Rutherford A, Beukman M, Willi T, Lacerda B, Hawes N, Foerster J

What data or environments to use for training to improve downstream performance
is a longstanding and very topical question in reinforcement learning. In particular,
Unsupervised Environment Design (UED) methods have gained recent attention
as their adaptive curricula promise to enable agents to be robust to in- and outof-distribution tasks. This work investigates how existing UED methods select
training environments, focusing on task prioritisation metrics. Surprisingly, despite
methods aiming to maximise regret in theory, the practical approximations do not
correlate with regret but with success rate. As a result, a significant portion of an
agent’s experience comes from environments it has already mastered, offering little
to no contribution toward enhancing its abilities. Put differently, current methods
fail to predict intuitive measures of “learnability.” Specifically, they are unable to
consistently identify those scenarios that the agent can sometimes solve, but not
always.
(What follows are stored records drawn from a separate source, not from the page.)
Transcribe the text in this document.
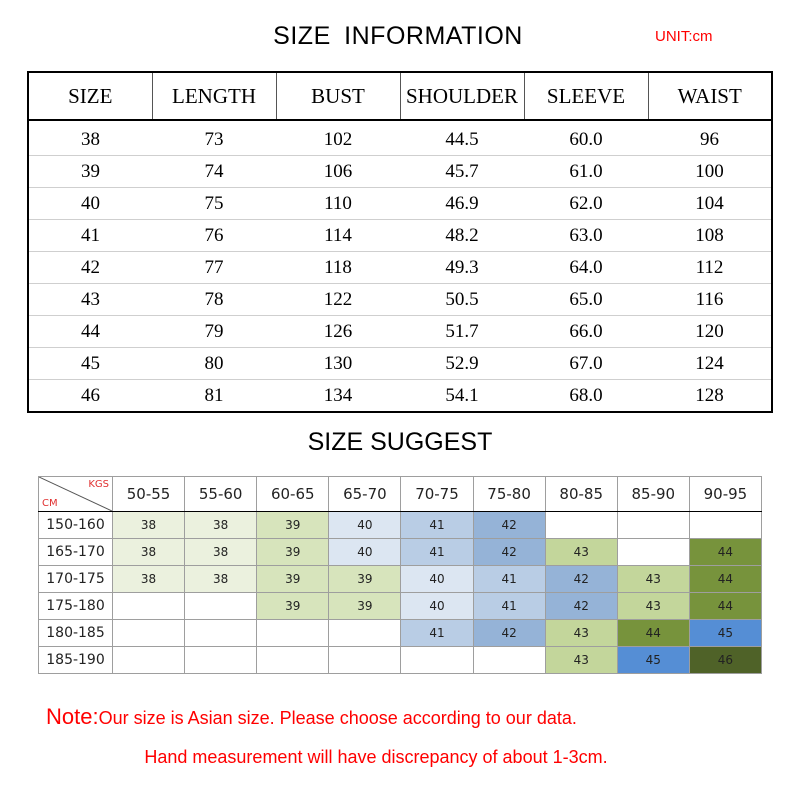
SIZE INFORMATION	UNIT:cm
SIZE	LENGTH	BUST	SHOULDER	SLEEVE	WAIST
38	73	102	44.5	60.0	96
39	74	106	45.7	61.0	100
40	75	110	46.9	62.0	104
41	76	114	48.2	63.0	108
42	77	118	49.3	64.0	112
43	78	122	50.5	65.0	116
44	79	126	51.7	66.0	120
45	80	130	52.9	67.0	124
46	81	134	54.1	68.0	128
SIZE SUGGEST
KGS
CM	50-55	55-60	60-65	65-70	70-75	75-80	80-85	85-90	90-95
150-160	38	38	39	40	41	42			
165-170	38	38	39	40	41	42	43		44
170-175	38	38	39	39	40	41	42	43	44
175-180			39	39	40	41	42	43	44
180-185					41	42	43	44	45
185-190							43	45	46
Note:Our size is Asian size. Please choose according to our data.
Hand measurement will have discrepancy of about 1-3cm.
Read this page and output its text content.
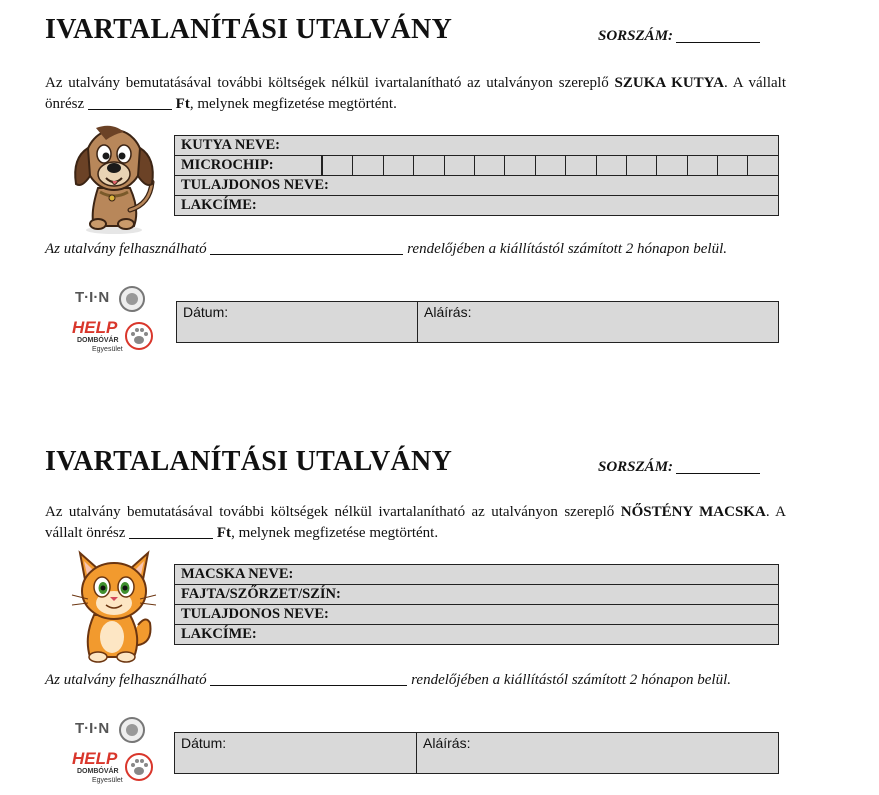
IVARTALANÍTÁSI UTALVÁNY	SORSZÁM:
Az utalvány bemutatásával további költségek nélkül ivartalanítható az utalványon szereplő SZUKA KUTYA. A vállalt önrész	Ft, melynek megfizetése megtörtént.
KUTYA NEVE:
MICROCHIP:	

TULAJDONOS NEVE:
LAKCÍME:
Az utalvány felhasználható	rendelőjében a kiállítástól számított 2 hónapon belül.
T·I·N
HELP
DOMBÓVÁR
Egyesület
Dátum:	Aláírás:
IVARTALANÍTÁSI UTALVÁNY	SORSZÁM:
Az utalvány bemutatásával további költségek nélkül ivartalanítható az utalványon szereplő NŐSTÉNY MACSKA. A vállalt önrész	Ft, melynek megfizetése megtörtént.
MACSKA NEVE:
FAJTA/SZŐRZET/SZÍN:
TULAJDONOS NEVE:
LAKCÍME:
Az utalvány felhasználható	rendelőjében a kiállítástól számított 2 hónapon belül.
T·I·N
HELP
DOMBÓVÁR
Egyesület
Dátum:	Aláírás:
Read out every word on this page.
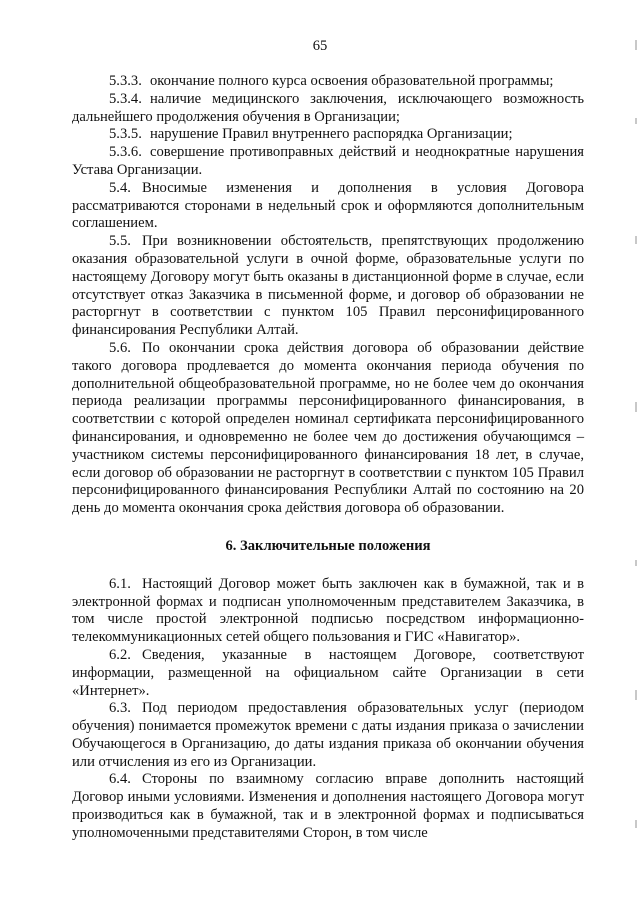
65

5.3.3. окончание полного курса освоения образовательной программы;

5.3.4. наличие медицинского заключения, исключающего возможность дальнейшего продолжения обучения в Организации;

5.3.5. нарушение Правил внутреннего распорядка Организации;

5.3.6. совершение противоправных действий и неоднократные нарушения Устава Организации.

5.4. Вносимые изменения и дополнения в условия Договора рассматриваются сторонами в недельный срок и оформляются дополнительным соглашением.

5.5. При возникновении обстоятельств, препятствующих продолжению оказания образовательной услуги в очной форме, образовательные услуги по настоящему Договору могут быть оказаны в дистанционной форме в случае, если отсутствует отказ Заказчика в письменной форме, и договор об образовании не расторгнут в соответствии с пунктом 105 Правил персонифицированного финансирования Республики Алтай.

5.6. По окончании срока действия договора об образовании действие такого договора продлевается до момента окончания периода обучения по дополнительной общеобразовательной программе, но не более чем до окончания периода реализации программы персонифицированного финансирования, в соответствии с которой определен номинал сертификата персонифицированного финансирования, и одновременно не более чем до достижения обучающимся – участником системы персонифицированного финансирования 18 лет, в случае, если договор об образовании не расторгнут в соответствии с пунктом 105 Правил персонифицированного финансирования Республики Алтай по состоянию на 20 день до момента окончания срока действия договора об образовании.

6. Заключительные положения

6.1. Настоящий Договор может быть заключен как в бумажной, так и в электронной формах и подписан уполномоченным представителем Заказчика, в том числе простой электронной подписью посредством информационно-телекоммуникационных сетей общего пользования и ГИС «Навигатор».

6.2. Сведения, указанные в настоящем Договоре, соответствуют информации, размещенной на официальном сайте Организации в сети «Интернет».

6.3. Под периодом предоставления образовательных услуг (периодом обучения) понимается промежуток времени с даты издания приказа о зачислении Обучающегося в Организацию, до даты издания приказа об окончании обучения или отчисления из его из Организации.

6.4. Стороны по взаимному согласию вправе дополнить настоящий Договор иными условиями. Изменения и дополнения настоящего Договора могут производиться как в бумажной, так и в электронной формах и подписываться уполномоченными представителями Сторон, в том числе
Based on our analysis, we develop a method that directly trains on scenarios
with high learnability. This simple and intuitive approach outperforms existing
UED methods in several binary-outcome environments, including the standard
domain of Minigrid and a novel setting closely inspired by a real-world robotics
problem. We further introduce a new adversarial evaluation procedure for directly
measuring robustness, closely mirroring the conditional value at risk (CVaR).
We open-source all our code and present visualisations of final policies here:
https://github.com/amacrutherford/sampling-for-learnability.